Create two directories for train and test images. Train images may have any resolution higher than path_size. Validation images should have the resolution like the path_size.

./data
├── train
│   ├── 000000.png
│   ...
└── val
    ├── 000000.png
    ...

Training

Use the tools/train.py script to start the training process:

python3 tools/train.py --config configs/smallmodel_scale4.yaml

To start from a pretrained checkpoint, set init_checkpoint in config.

Testing

Use the tools/test.py script to evaluate the trained model.

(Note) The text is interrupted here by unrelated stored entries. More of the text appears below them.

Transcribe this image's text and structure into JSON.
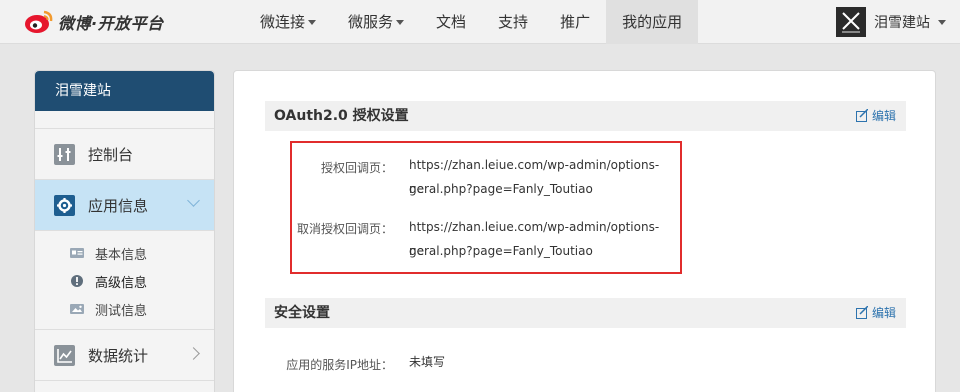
{
  "header": {
    "logo_text": "微博·开放平台",
    "nav": [
      {
        "label": "微连接",
        "has_caret": true
      },
      {
        "label": "微服务",
        "has_caret": true
      },
      {
        "label": "文档",
        "has_caret": false
      },
      {
        "label": "支持",
        "has_caret": false
      },
      {
        "label": "推广",
        "has_caret": false
      },
      {
        "label": "我的应用",
        "has_caret": false,
        "active": true
      }
    ],
    "user_name": "泪雪建站"
  },
  "sidebar": {
    "title": "泪雪建站",
    "items": [
      {
        "label": "控制台",
        "icon": "console-icon"
      },
      {
        "label": "应用信息",
        "icon": "gear-icon",
        "active": true
      }
    ],
    "sub_items": [
      {
        "label": "基本信息",
        "icon": "id-card-icon"
      },
      {
        "label": "高级信息",
        "icon": "info-icon"
      },
      {
        "label": "测试信息",
        "icon": "image-icon"
      }
    ],
    "stats": {
      "label": "数据统计",
      "icon": "chart-icon"
    }
  },
  "oauth": {
    "title": "OAuth2.0 授权设置",
    "edit_label": "编辑",
    "callback_label": "授权回调页：",
    "callback_line1": "https://zhan.leiue.com/wp-admin/options-ge",
    "callback_line2": "neral.php?page=Fanly_Toutiao",
    "cancel_label": "取消授权回调页：",
    "cancel_line1": "https://zhan.leiue.com/wp-admin/options-ge",
    "cancel_line2": "neral.php?page=Fanly_Toutiao"
  },
  "security": {
    "title": "安全设置",
    "edit_label": "编辑",
    "ip_label": "应用的服务IP地址：",
    "ip_value": "未填写"
  },
  "colors": {
    "sidebar_header": "#1f4d72",
    "active_item": "#c6e3f5",
    "highlight_border": "#e12c2c",
    "link": "#2d73ae"
  }
}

python3 tools/test.py --test_data_path PATH_TO_TEST_DATA \
    --models_path PATH_TO_MODELS_PATH \
    --exp_name EXPERIMENT_NAME

Export to OpenVINO™

python3 tools/export.py --models_path PATH_TO_MODELS_PATH \
    --exp_name EXPERIMENT_NAME \
    --input_size 200 200 \
    --data_type FP32

Demo

For the Latest Checkpoint

python3 tools/infer.py --model PATH_TO_CHECKPOINT \
    --scale 4 \
    image_path

For Intermediate Representation (IR)

python3 tools/infer_ie.py --model <PATH_TO_IR_XML> \
    image_path

C++ demo

Know Issues

A network cannot be reshaped after conversation to the IR. Set the input_size when running tools/export.py.